|Ancient Mesopotamian religion|
Bašmu, inscribed in cuneiform as MUŠ.ŠÀ.TÙR/TUR, “Venomous Snake,” was an ancient Mesopotamian mythological creature, a horned snake with two forelegs and wings and the Akkadian word for the constellation Hydra (the snake), abbreviated to dMUŠ. The Sumerian terms ušum (portrayed with feet, see Dragon (Ninurta)) and muš-šà-tùr “birth goddess snake” (without feet) may represent differing iconographic types and possibly different demons. It first appeared in the 22nd century BC, in a cylinder inscription of Gudea.
In the Angim, or "Ninurta's return to Nippur," it was identified as one of the eleven ur-sag, “warriors,” defeated by Ninurta. Bašmu was created in the sea and was “sixty double-miles long,” according to a fragmentary Assyrian myth which recounts that it devoured fishes, birds, wild asses and men, securing the disapproval of the gods who sent Nergal/Palil, the “snake charmer’” to vanquish it.
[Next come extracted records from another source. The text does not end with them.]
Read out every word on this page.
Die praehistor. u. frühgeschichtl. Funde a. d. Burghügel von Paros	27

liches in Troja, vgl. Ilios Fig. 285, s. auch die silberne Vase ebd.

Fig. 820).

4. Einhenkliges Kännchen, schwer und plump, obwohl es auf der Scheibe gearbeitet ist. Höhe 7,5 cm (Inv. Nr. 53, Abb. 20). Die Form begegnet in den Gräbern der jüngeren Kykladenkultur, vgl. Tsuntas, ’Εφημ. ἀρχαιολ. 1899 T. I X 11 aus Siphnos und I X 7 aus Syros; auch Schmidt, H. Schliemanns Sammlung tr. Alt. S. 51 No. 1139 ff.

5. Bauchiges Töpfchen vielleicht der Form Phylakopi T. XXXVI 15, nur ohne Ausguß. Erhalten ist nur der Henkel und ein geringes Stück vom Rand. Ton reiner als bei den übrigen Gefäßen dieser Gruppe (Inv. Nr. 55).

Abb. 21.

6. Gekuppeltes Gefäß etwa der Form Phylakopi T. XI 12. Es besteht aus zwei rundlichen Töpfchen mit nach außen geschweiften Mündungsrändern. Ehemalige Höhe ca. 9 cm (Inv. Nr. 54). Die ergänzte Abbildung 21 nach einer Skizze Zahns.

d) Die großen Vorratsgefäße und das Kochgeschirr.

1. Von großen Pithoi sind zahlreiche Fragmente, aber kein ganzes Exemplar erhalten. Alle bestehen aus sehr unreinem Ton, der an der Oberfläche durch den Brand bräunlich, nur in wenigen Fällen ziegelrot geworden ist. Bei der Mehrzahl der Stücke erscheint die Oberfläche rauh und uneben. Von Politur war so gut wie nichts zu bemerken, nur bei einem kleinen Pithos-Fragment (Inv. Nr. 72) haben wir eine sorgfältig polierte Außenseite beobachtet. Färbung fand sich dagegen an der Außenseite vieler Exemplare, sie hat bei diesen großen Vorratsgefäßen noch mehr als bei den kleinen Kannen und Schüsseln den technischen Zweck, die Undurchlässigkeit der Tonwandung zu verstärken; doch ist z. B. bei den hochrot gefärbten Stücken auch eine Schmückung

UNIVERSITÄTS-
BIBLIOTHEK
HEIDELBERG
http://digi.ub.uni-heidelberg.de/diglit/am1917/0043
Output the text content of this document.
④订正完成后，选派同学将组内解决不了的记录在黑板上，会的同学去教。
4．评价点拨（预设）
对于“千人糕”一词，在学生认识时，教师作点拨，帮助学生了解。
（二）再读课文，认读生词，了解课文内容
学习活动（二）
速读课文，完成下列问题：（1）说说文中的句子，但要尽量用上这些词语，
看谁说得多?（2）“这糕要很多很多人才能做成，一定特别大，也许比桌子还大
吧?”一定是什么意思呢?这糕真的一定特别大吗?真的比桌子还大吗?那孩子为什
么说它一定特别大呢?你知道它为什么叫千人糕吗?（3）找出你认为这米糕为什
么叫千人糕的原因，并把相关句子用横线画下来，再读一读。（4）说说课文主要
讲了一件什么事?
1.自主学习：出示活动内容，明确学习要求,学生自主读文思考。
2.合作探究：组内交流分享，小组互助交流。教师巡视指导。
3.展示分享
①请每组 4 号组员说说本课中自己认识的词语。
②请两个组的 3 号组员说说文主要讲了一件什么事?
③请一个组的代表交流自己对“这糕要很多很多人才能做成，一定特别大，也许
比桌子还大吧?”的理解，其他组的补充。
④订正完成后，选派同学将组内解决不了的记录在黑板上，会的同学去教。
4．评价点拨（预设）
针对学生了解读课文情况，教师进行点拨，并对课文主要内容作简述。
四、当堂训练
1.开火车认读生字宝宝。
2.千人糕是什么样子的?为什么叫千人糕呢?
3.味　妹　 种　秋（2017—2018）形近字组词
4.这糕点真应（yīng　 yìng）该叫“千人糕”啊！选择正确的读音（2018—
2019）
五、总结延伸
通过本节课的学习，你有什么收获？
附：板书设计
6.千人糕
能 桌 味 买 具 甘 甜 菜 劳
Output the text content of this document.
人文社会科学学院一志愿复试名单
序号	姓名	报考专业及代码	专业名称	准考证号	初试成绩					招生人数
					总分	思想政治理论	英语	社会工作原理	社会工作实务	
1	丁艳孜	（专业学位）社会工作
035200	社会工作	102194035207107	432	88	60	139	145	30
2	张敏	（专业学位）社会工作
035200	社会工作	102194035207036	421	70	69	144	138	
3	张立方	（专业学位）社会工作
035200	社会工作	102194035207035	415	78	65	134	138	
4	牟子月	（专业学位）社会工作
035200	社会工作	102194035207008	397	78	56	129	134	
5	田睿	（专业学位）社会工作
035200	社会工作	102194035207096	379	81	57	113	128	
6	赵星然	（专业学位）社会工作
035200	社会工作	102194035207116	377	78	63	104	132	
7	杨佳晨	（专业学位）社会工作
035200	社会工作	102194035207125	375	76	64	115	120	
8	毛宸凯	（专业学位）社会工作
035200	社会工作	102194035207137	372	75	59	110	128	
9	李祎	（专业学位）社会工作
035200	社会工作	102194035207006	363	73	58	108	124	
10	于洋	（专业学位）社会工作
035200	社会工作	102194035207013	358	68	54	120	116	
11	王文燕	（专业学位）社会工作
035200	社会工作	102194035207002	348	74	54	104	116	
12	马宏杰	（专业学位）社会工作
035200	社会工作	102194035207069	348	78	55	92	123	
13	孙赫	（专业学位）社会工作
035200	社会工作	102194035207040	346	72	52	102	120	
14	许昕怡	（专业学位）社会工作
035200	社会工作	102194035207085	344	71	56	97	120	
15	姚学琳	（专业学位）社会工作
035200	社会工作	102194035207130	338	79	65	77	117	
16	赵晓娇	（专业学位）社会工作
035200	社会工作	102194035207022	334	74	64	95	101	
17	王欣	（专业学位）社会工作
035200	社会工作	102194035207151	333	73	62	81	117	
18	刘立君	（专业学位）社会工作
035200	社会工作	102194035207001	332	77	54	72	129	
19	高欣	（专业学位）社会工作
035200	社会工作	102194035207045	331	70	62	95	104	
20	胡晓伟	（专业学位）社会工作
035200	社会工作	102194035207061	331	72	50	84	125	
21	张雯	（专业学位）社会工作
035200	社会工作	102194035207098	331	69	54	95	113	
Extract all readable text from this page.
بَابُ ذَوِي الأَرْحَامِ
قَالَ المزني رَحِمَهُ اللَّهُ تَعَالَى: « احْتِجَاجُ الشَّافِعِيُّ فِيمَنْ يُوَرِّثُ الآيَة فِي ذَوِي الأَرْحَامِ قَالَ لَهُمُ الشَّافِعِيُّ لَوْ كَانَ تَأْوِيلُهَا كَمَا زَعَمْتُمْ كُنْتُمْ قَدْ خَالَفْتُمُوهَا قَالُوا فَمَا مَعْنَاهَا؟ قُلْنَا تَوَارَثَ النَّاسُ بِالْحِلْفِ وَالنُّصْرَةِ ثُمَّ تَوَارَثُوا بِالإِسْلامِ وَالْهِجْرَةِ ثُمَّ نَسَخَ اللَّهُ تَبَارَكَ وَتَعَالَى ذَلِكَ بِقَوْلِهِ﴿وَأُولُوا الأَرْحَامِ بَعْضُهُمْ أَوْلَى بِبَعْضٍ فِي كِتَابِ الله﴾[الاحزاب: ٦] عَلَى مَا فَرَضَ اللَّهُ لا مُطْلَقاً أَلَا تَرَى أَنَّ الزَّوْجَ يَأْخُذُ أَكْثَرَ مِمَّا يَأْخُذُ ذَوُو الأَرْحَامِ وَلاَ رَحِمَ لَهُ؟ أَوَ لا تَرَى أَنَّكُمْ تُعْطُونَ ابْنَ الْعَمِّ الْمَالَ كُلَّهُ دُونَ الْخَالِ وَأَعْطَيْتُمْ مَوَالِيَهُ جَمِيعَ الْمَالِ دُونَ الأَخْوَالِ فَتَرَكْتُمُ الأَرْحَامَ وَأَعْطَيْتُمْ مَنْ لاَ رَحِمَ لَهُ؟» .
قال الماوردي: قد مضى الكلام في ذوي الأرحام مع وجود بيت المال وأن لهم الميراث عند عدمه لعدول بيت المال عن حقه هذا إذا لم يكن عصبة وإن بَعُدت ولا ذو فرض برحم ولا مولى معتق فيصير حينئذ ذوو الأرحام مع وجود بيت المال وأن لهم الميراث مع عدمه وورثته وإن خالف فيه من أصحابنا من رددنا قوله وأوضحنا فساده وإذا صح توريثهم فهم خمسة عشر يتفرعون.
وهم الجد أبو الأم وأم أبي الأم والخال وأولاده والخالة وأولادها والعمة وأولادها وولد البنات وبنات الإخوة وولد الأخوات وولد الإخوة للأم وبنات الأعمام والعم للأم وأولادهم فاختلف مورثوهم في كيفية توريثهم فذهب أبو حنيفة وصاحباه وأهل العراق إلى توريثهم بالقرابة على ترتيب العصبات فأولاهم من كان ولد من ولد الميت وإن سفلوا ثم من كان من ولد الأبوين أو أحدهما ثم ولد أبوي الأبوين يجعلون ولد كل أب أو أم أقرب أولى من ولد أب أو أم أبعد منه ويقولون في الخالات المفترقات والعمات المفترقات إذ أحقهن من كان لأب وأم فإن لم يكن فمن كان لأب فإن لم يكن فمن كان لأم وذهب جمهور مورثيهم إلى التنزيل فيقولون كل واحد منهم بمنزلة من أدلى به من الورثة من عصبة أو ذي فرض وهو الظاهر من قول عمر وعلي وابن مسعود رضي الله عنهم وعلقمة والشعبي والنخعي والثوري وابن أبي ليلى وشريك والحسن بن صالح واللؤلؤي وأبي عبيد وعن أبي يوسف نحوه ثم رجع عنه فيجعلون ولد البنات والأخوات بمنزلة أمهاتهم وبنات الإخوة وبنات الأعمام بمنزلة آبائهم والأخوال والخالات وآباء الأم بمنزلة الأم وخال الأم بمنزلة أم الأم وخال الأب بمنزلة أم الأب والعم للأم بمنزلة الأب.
It was one of the eleven monsters created by Tiāmat in the Epic of Creation, Enûma Eliš. It had "six mouths, seven tongues and seven . . .-s on its belly."
MUL.APIN has a "serpent" constellation (MUL.DINGIR.MUŠ) which loosely corresponds to Hydra.
- F. A. M. Wiggermann (1992). Mesopotamian Protective Spirits: The Ritual Texts. Styx Publications. pp. 166–167.
- KAR 6, ii 26.
- sebe, CAD S, p. 204.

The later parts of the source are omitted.